I happen to spot a post for ham salad on the lovely blog Savoury Table, written by cooking contest friend Karen Harris. It looked like a tasty way to use up ham and I thought I'd try it for a a change. It was yummy! I made it just as she did, but reduced the amount of rosemary (which I had in the freezer from CSA time), and pulsed all of the ingredients in the food processor, except the mayo. I wound up using a bit more mayo than she did.

My son and I enjoyed the ham salad on crackers. It would be a great football snack.

For the recipe, head to Karen's post at Savoury Table!


Monday, December 30, 2013

Chicken mushroom noodle gratin


For a few years, three friends and I regularly attended cooking classes held at The Seasonal Kitchen. Dick and Ginger Howell gave -- and still give -- cooking classes in their inviting kitchen in Pittsford. Dick and Ginger are informative yet comedic, their recipes delicious yet approachable. Alas, the schedule demands of school-age kids brought our time at the Seasonal Kitchen to a halt, but I'm glad to see that Dick and Ginger are still going strong.

All of still use their recipes in regular rotation, and this one is a favorite. (The picture doesn't do it justice but I'm not about to delay dinner for a photo shoot.) It's a yummy way to use up leftover chicken or turkey, and is nice enough to serve to company. My friend, Marie, assembles the whole thing ahead of time and pops it into the oven for company. I'm afraid of mushy noodles, so I get all the components ready (cut-up chicken, cooked noodles, sauteed mushrooms) ahead of time, and then I make the sauce and assemble it all right before it goes in the oven.

A couple of tips:
1. The dry noodles will not look like enough when you measure it out (see the colander to the right), but it does work out just right. When you increase the noodles, you lose the creaminess of the sauce and throw the ratio off.
2. Be sure to undercook the noodles by a couple of minutes because they will continue to cook while baking.

Chicken (or Turkey) Mushroom Noodle Gratin

1 stick butter (3 Tablespoons for the mushrooms/3 for the sauce/2 on top)
1/2 lb. fresh mushrooms thinly sliced
4 Tablespoons flour
2 cups chicken stock (or poaching liquid from the chicken)
1 c. heavy cream
salt, white pepper to taste
1 T. rice vinegar or cider vinegar -- or use Madeira wine
3 c. chicken or turkey which has been poached in chicken stock and seasoned with salt and pepper (OR leftover cooked chicken or turkey), and torn into 2 x 1 inch pieces 
1/4 lb. wide egg noodles cooked 2 minutes less than directions for al dente and drained (do not increase amount of noodles - even if it looks skimpy)
1/4 c. freshly grated parmesan
2 T. fresh bread crumbs

Melt 3 tablespoons of the butter in a large skillet. Add the mushrooms and cook, stirring constantly, until they have absorbed the butter and wilted, but not browned. Remove them, juice and all, to a small bowl.
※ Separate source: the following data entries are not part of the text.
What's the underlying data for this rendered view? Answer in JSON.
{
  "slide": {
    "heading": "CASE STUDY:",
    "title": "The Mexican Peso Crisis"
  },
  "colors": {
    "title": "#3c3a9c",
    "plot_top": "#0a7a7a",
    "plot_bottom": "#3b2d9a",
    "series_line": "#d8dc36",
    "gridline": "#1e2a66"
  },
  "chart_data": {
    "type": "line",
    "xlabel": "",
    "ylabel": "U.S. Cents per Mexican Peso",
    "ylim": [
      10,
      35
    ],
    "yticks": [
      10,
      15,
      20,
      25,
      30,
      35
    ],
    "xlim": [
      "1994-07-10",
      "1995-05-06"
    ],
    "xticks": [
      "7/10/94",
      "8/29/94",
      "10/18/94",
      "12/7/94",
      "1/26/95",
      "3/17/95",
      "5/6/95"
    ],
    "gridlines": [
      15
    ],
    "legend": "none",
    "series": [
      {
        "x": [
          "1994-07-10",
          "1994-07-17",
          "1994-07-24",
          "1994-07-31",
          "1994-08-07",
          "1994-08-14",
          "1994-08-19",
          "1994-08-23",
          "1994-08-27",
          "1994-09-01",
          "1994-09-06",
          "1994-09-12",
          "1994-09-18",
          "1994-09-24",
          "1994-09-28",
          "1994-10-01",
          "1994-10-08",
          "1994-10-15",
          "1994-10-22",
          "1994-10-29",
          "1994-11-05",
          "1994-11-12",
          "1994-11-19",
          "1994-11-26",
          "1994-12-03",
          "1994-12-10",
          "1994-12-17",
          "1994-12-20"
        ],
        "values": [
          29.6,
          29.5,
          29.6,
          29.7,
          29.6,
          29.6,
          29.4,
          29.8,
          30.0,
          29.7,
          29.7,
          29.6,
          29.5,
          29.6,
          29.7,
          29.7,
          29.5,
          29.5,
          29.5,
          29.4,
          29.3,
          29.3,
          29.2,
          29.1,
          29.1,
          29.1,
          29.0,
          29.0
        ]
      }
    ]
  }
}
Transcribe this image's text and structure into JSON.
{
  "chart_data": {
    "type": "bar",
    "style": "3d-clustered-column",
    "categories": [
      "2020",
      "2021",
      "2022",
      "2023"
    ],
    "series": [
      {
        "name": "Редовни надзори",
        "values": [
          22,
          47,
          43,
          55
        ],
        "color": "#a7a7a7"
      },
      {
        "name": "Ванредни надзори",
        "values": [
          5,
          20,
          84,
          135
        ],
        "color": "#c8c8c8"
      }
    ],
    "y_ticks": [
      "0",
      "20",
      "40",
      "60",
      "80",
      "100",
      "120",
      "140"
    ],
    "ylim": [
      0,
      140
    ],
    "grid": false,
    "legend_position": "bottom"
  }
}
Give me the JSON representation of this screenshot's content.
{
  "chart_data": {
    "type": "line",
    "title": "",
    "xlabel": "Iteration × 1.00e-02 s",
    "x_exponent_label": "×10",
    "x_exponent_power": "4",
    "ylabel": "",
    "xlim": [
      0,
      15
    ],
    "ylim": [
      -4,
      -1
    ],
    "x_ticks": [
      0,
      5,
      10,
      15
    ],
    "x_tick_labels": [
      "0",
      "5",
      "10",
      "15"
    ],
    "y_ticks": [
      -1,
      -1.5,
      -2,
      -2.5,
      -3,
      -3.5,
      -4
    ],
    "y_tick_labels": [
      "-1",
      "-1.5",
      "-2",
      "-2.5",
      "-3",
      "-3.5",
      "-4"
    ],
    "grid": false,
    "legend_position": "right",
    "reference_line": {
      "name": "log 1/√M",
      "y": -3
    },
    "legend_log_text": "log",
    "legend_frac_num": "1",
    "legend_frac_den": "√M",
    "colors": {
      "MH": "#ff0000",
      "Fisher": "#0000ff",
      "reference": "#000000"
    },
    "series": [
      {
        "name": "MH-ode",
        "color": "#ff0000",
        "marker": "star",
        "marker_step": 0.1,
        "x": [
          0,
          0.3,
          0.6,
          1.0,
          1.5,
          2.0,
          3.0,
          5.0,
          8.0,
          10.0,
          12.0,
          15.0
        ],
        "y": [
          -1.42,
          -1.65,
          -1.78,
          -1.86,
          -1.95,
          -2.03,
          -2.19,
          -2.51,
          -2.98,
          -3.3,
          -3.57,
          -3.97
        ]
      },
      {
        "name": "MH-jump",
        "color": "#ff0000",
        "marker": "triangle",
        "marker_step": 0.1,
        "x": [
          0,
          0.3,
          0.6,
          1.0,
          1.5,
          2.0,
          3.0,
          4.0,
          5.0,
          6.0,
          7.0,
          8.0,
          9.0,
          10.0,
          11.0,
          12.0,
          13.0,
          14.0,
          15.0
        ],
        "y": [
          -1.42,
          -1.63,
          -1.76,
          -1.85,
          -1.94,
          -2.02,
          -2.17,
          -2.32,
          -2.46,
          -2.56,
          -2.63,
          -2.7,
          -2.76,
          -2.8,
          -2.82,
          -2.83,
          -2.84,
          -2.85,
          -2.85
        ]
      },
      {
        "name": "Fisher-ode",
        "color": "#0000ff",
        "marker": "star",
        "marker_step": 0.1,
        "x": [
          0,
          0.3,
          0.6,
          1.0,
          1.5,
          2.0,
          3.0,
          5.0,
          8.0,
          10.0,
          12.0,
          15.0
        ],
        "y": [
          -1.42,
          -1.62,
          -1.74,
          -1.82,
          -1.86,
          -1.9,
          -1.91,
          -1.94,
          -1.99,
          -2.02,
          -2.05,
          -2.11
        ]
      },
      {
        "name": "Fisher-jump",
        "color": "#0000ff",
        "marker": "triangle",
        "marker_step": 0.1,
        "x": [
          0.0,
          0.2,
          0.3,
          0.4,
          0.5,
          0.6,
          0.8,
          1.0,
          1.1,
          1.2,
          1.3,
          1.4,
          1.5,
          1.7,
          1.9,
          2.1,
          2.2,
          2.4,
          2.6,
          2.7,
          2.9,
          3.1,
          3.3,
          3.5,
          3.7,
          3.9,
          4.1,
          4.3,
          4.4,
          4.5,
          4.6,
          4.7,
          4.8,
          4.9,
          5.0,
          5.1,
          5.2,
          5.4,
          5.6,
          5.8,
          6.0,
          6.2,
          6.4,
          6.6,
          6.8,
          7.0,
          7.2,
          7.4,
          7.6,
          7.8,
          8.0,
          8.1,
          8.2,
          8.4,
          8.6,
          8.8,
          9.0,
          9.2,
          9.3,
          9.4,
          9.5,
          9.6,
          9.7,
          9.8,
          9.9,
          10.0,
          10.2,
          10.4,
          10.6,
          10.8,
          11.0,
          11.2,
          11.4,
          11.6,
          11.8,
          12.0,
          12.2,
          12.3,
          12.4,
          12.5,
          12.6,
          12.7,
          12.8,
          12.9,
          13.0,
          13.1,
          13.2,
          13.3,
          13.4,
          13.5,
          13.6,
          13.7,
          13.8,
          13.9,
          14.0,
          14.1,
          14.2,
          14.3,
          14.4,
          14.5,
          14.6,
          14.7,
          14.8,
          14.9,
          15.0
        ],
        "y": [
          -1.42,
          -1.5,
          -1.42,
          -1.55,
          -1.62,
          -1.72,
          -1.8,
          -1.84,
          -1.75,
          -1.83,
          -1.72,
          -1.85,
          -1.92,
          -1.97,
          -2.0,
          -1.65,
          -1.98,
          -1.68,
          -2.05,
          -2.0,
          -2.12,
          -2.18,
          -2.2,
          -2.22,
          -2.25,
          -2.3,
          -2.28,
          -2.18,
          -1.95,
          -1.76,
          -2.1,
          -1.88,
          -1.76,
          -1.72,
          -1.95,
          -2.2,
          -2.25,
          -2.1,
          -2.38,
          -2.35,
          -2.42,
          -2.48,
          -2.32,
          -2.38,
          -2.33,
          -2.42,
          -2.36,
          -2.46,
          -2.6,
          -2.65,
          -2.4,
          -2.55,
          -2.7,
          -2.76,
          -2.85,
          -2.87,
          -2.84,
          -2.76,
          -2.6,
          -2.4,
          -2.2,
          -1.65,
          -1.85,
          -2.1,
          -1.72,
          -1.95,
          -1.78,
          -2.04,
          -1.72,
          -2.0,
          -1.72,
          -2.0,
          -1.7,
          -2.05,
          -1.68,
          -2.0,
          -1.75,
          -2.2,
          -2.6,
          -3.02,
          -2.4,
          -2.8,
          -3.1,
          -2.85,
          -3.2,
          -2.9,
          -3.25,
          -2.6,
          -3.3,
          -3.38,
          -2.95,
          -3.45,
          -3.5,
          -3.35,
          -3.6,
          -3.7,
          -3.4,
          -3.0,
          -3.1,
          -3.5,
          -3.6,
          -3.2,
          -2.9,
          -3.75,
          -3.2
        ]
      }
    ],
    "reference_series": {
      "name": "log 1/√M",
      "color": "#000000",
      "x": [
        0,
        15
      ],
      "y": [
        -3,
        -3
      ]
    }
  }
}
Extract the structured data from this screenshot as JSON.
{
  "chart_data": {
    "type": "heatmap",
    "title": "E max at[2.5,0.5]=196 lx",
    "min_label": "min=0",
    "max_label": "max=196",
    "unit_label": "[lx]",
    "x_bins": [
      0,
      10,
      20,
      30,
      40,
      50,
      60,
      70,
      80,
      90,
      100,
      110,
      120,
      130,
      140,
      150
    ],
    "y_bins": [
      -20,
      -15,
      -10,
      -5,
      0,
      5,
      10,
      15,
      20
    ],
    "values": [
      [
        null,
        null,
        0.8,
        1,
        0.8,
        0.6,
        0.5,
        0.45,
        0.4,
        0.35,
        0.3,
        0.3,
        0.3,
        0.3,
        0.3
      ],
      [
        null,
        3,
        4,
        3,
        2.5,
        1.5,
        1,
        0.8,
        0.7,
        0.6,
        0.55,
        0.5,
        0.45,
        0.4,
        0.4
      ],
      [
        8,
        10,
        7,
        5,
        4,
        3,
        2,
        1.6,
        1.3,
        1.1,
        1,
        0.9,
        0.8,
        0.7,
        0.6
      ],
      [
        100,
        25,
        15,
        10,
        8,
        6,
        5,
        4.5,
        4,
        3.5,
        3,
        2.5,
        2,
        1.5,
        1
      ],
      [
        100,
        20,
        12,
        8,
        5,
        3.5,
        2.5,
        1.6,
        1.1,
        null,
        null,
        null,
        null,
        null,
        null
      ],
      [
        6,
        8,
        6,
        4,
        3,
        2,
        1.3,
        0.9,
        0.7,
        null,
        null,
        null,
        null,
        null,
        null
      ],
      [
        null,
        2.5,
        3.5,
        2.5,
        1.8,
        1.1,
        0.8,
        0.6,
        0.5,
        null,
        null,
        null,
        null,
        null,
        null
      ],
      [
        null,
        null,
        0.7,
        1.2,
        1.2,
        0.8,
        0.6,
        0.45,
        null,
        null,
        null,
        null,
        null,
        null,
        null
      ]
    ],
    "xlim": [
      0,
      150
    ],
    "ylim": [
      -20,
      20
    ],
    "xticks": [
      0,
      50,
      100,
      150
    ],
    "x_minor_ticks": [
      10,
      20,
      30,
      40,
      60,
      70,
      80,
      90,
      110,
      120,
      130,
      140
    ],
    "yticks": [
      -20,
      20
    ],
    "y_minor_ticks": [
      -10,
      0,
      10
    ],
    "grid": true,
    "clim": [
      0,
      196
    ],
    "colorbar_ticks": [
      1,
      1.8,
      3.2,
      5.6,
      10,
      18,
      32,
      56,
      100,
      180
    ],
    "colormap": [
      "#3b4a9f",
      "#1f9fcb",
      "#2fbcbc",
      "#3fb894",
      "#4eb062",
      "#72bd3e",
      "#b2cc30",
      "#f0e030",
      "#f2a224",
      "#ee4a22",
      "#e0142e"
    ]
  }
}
Melt 3 more tablespoons butter in the same pan and add the flour, stirring constantly for several minutes, until thoroughly amalgamated. Do not brown. Gradually add the chicken stock and cream, stirring constantly with a whisk. Cook until smooth and thick about 5 minutes. Season with salt and pepper and vinegar.

Bail out 1 cup of sauce and add it to 2 tablespoons of the parmesan cheese. Add this mixture to the cooked, drained noodles.

Fold the chicken and mushrooms into the remaining sauce.

Butter a 1 1/2 or 2 quart casserole and place half of the noodles on the bottom. Cover with half of the chicken mixture, then spread with the rest of the chicken mixture on top and sprinkle with the remaining parmesan cheese, mixed with the bread crumbs. Dot with bits of the remaining butter.

Bake in a preheated 350 degree oven for 40-50 minutes. (It will be a bit soupy but will thicken as it sets.)